Cinsel Sapıklık

İslam fıtrat dinidir. Evren ve insan doğasına uygun, çevresindeki varlıklarla uyumludur. Onun emir ve yasaklarına aykırı davranış, ya kendisine, ya çevresine zarar verir.

Bir vidayı tersine çevirmek gibi yani, gerekli yivleri, dişleri yersiniz. Yalama olur ve işe yaramaz hale gelir.

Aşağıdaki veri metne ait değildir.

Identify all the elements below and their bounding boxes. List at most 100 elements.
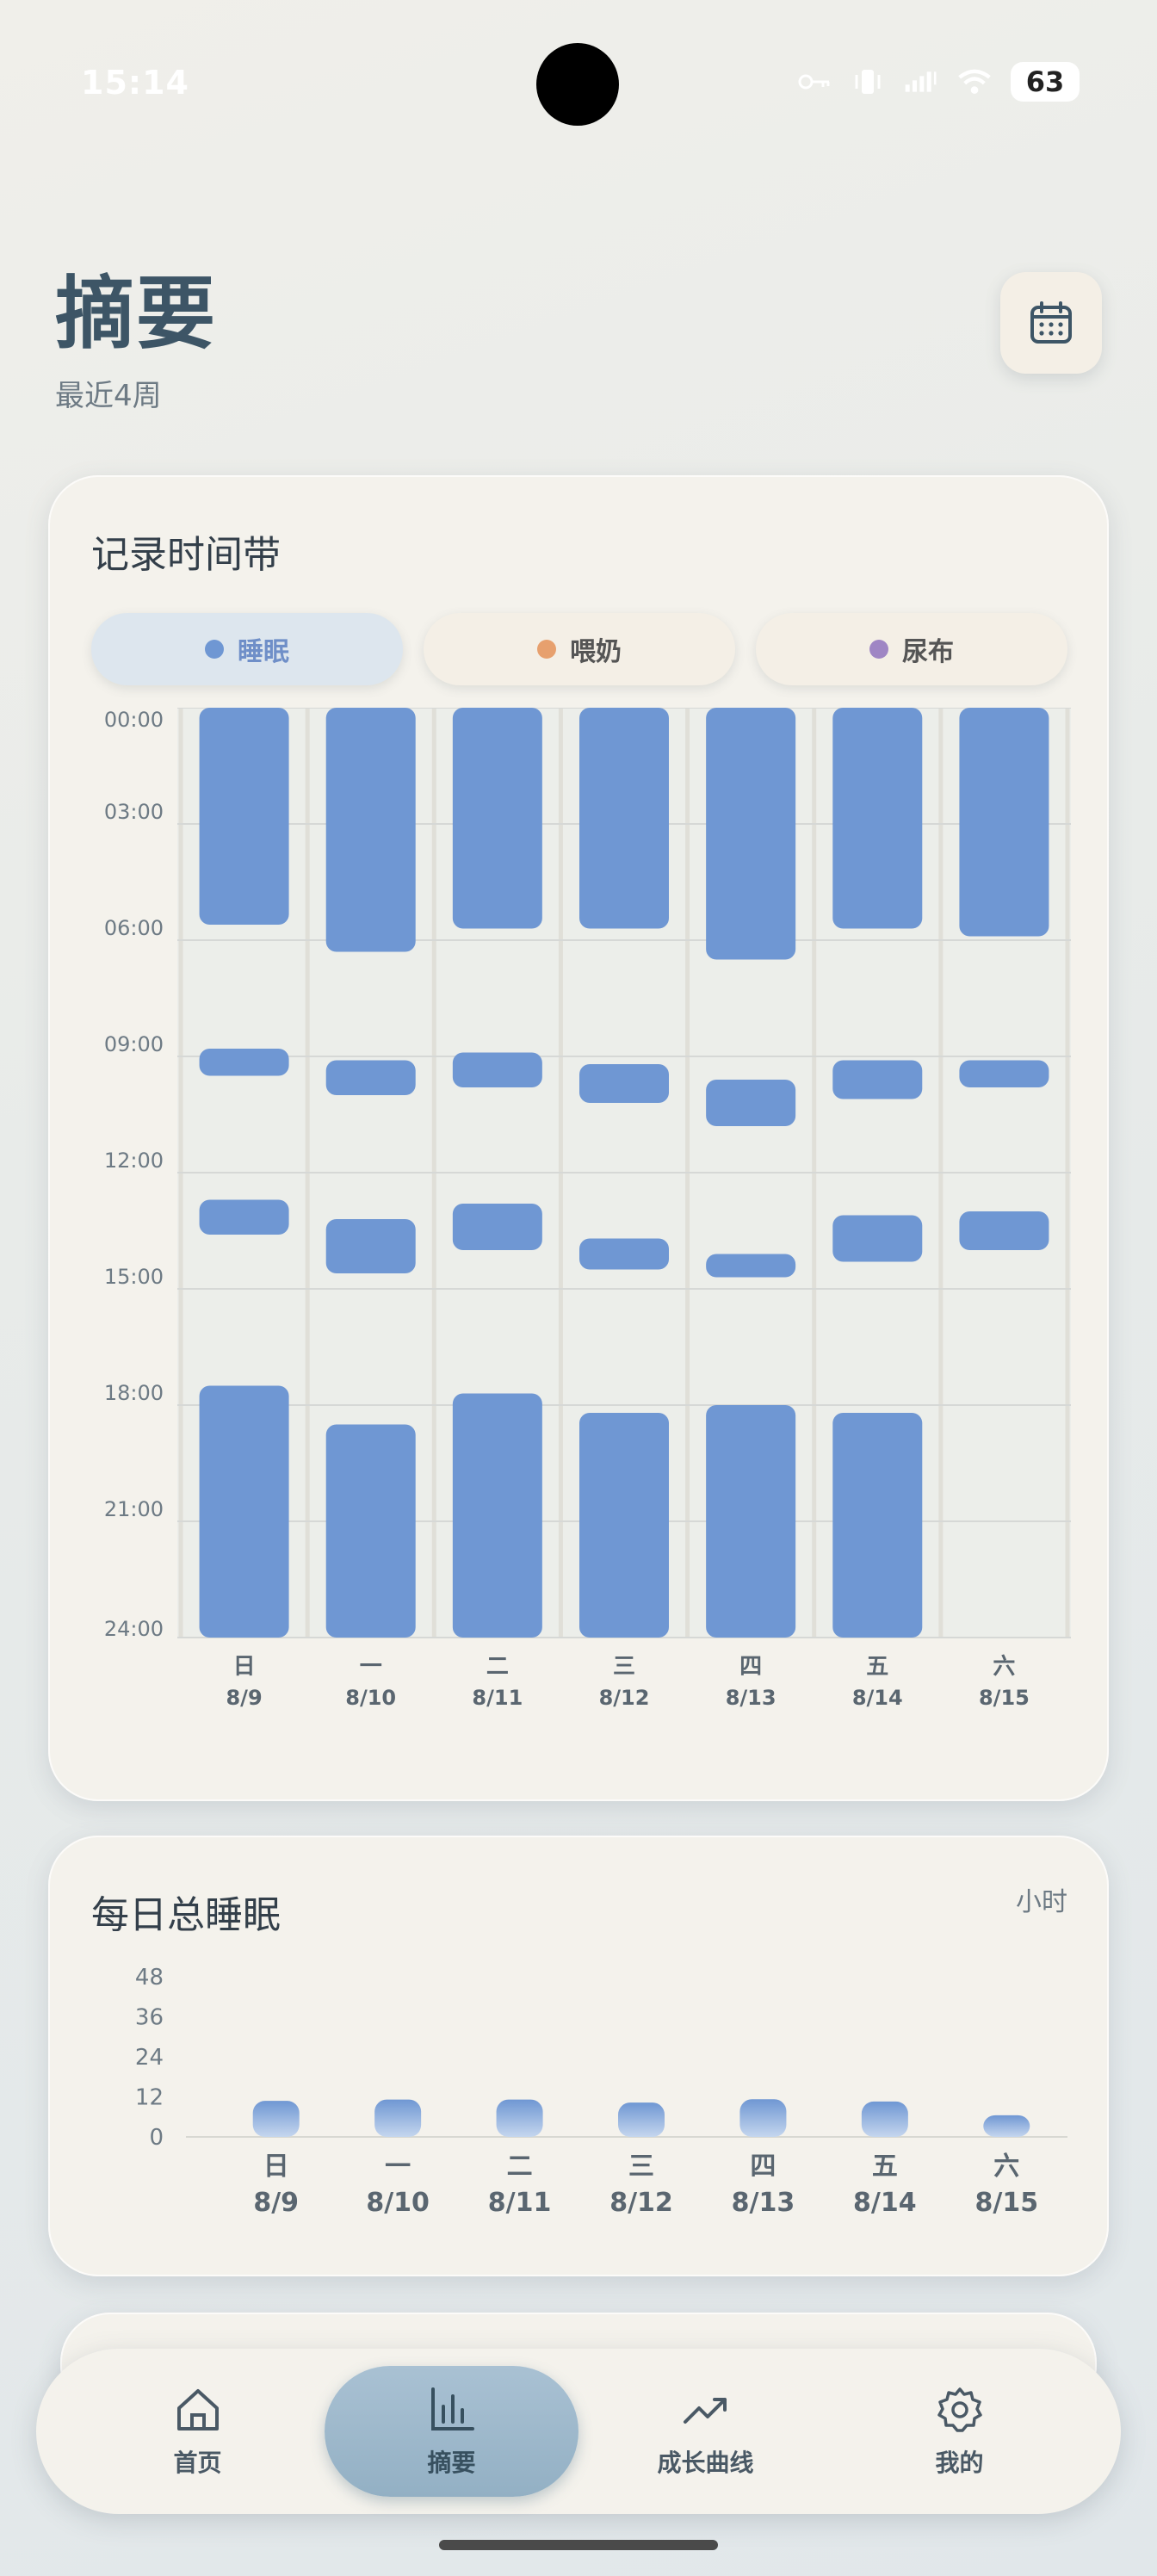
key-icon <box>797 65 832 99</box>
y-tick-label: 00:00 <box>104 708 164 732</box>
legend: 睡眠 喂奶 尿布 <box>91 613 1067 685</box>
sleep-segment <box>706 1080 796 1126</box>
page-subtitle: 最近4周 <box>55 379 162 413</box>
timeline-card: 记录时间带 睡眠 喂奶 尿布 00:00 03:00 06:00 09:00 12:00… <box>48 475 1109 1801</box>
sleep-bar <box>374 2099 422 2137</box>
y-tick-label: 09:00 <box>104 1032 164 1056</box>
y-tick-label: 12:00 <box>104 1149 164 1173</box>
status-icons: 63 <box>797 62 1080 102</box>
sleep-segment <box>325 1424 416 1638</box>
diaper-dot <box>869 640 888 659</box>
legend-label-feeding: 喂奶 <box>570 637 622 667</box>
nav-item-summary[interactable]: 摘要 <box>325 2366 578 2497</box>
status-bar: 15:14 63 <box>0 0 1157 172</box>
x-weekday-label: 一 <box>385 2152 411 2182</box>
x-date-label: 8/10 <box>366 2188 430 2218</box>
unit-label: 小时 <box>1016 1887 1067 1917</box>
x-weekday-label: 三 <box>613 1654 635 1680</box>
legend-label-diaper: 尿布 <box>902 637 954 667</box>
home-icon <box>176 2389 219 2430</box>
x-date-label: 8/10 <box>345 1686 396 1710</box>
y-tick-label: 24:00 <box>104 1617 164 1641</box>
y-tick-label: 21:00 <box>104 1497 164 1521</box>
x-weekday-label: 二 <box>486 1654 509 1680</box>
sleep-segment <box>832 708 923 929</box>
nav-label-summary: 摘要 <box>427 2449 476 2477</box>
sleep-segment <box>832 1060 923 1099</box>
sleep-segment <box>452 708 542 929</box>
sleep-segment <box>199 708 289 925</box>
x-date-label: 8/11 <box>472 1686 523 1710</box>
gear-icon <box>937 2387 982 2432</box>
battery-indicator: 63 <box>1011 62 1080 102</box>
page-title: 摘要 <box>55 268 218 360</box>
x-weekday-label: 二 <box>507 2152 533 2182</box>
y-tick-label: 48 <box>135 1965 164 1991</box>
sleep-segment <box>452 1204 542 1250</box>
x-weekday-label: 日 <box>233 1654 256 1680</box>
x-date-label: 8/13 <box>726 1686 776 1710</box>
x-weekday-label: 五 <box>866 1654 888 1680</box>
timeline-chart: 00:00 03:00 06:00 09:00 12:00 15:00 18:00 21:00… <box>104 708 1071 1710</box>
sleep-segment <box>579 1413 669 1638</box>
calendar-button[interactable] <box>1000 272 1102 374</box>
x-weekday-label: 六 <box>993 2152 1019 2182</box>
sleep-segment <box>199 1199 289 1235</box>
sleep-dot <box>205 640 224 659</box>
legend-chip-diaper[interactable]: 尿布 <box>756 613 1067 685</box>
sleep-segment <box>832 1215 923 1262</box>
nav-label-home: 首页 <box>173 2449 222 2477</box>
y-tick-label: 15:00 <box>104 1265 164 1289</box>
sleep-bar <box>739 2099 787 2137</box>
sleep-segment <box>706 708 796 960</box>
y-tick-label: 03:00 <box>104 800 164 824</box>
x-weekday-label: 日 <box>263 2152 289 2182</box>
x-date-label: 8/14 <box>852 1686 903 1710</box>
nav-label-me: 我的 <box>935 2449 984 2477</box>
nav-item-home[interactable]: 首页 <box>71 2366 325 2497</box>
x-weekday-label: 五 <box>872 2152 898 2182</box>
y-tick-label: 06:00 <box>104 916 164 940</box>
timeline-title: 记录时间带 <box>91 533 281 577</box>
status-time: 15:14 <box>81 64 189 102</box>
sleep-bar <box>496 2099 543 2137</box>
nav-item-growth[interactable]: 成长曲线 <box>578 2366 832 2497</box>
nav-label-growth: 成长曲线 <box>657 2449 754 2477</box>
sleep-bar <box>861 2101 908 2137</box>
y-tick-label: 36 <box>135 2005 164 2031</box>
calendar-icon <box>1030 301 1072 344</box>
legend-chip-sleep[interactable]: 睡眠 <box>91 613 403 685</box>
nav-item-me[interactable]: 我的 <box>832 2366 1086 2497</box>
sleep-segment <box>706 1405 796 1638</box>
sleep-segment <box>706 1254 796 1278</box>
x-date-label: 8/14 <box>853 2188 917 2218</box>
sleep-segment <box>452 1052 542 1087</box>
sleep-segment <box>959 1211 1049 1250</box>
x-date-label: 8/15 <box>974 2188 1038 2218</box>
sleep-bar <box>618 2102 665 2137</box>
x-weekday-label: 六 <box>993 1654 1015 1680</box>
daily-sleep-card: 每日总睡眠 小时 0 12 24 36 48 日 8/9 一 8/10 二 8/11 三 8/12 四 8/… <box>48 1836 1109 2276</box>
x-date-label: 8/13 <box>732 2188 795 2218</box>
camera-cutout <box>536 43 619 126</box>
sleep-segment <box>579 1238 669 1270</box>
y-tick-label: 24 <box>135 2045 164 2071</box>
y-tick-label: 12 <box>135 2085 164 2111</box>
sleep-segment <box>452 1393 542 1638</box>
legend-chip-feeding[interactable]: 喂奶 <box>424 613 735 685</box>
x-date-label: 8/9 <box>226 1686 262 1710</box>
sleep-segment <box>579 1064 669 1103</box>
x-weekday-label: 三 <box>628 2152 654 2182</box>
x-weekday-label: 四 <box>739 1654 762 1680</box>
y-tick-label: 0 <box>149 2125 164 2151</box>
y-tick-label: 18:00 <box>104 1381 164 1405</box>
x-date-label: 8/12 <box>609 2188 673 2218</box>
sleep-segment <box>325 1219 416 1273</box>
legend-label-sleep: 睡眠 <box>238 637 289 667</box>
feeding-dot <box>537 640 556 659</box>
bar-chart-icon <box>430 2387 474 2430</box>
wifi-icon <box>957 65 992 99</box>
sleep-bar <box>252 2101 300 2137</box>
sleep-segment <box>199 1385 289 1638</box>
sleep-segment <box>959 1060 1049 1087</box>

Cinsî ihtiyaçlarımız da aynen öyledir. İnsan ve çevre tabiat ve şartlarına uygun karşılanırsa sağlıktır, üremedir, saadettir, berekettir, baştan sona faydadır.

Bu yüzden cinsî ihtiyaçların doğal, tabiî ve meşrû çerçevede karşılanması, fıtrat ve iffetin korunması, insanlık onurunu zedeleyen her türlü cinsî azgınlık ve sapıklıktan uzak durulması, Kur’an’ın temel davetlerinden biridir.

Yeri gelmişken şunu da ifade edelim ki, erkek veya kadının kendi cinsinden birisi ile cinsî ilişki kurması (homoseksüellik, lezbiyenlik/sevicilik) bir sapıklıktır, yaratılış gayesine, fıtrata ve insan tabiatına aykırıdır. 

Ahlâkî çöküntünün ve çürümüşlüğün bir tezâhürü olan bu çirkin fiilin çok eskilere dayandığını, bazı peygamberlerin bununla mücadele ettiklerini bazı kavimlerin bu yüzden mahvolduğunu Kur'ân-ı Kerîm'den öğreniyoruz.  (Hûd: 11/ 165-166; eş-Şuarâ: 26/77-81)

LGBT adıyla bu sapkınlığı yaymaya çalışarak iki insan cinsini teke düşürmeye çabalayanlar, insanın fıtratını ve evrenin doğasını zorlamaktadırlar. Bu insana ve çevreye yapılan çok büyük bir kötülüktür. Bu cihan harplerinden öte bir cinayetin ta kendisidir.

Hem Allah Teâlâ’ya, hem de topluma, devlete ve bütün insanlara başkaldıran bu asi ve bağîlerle mücadele, insanlığı korumak isteyen herkese bir görevdir.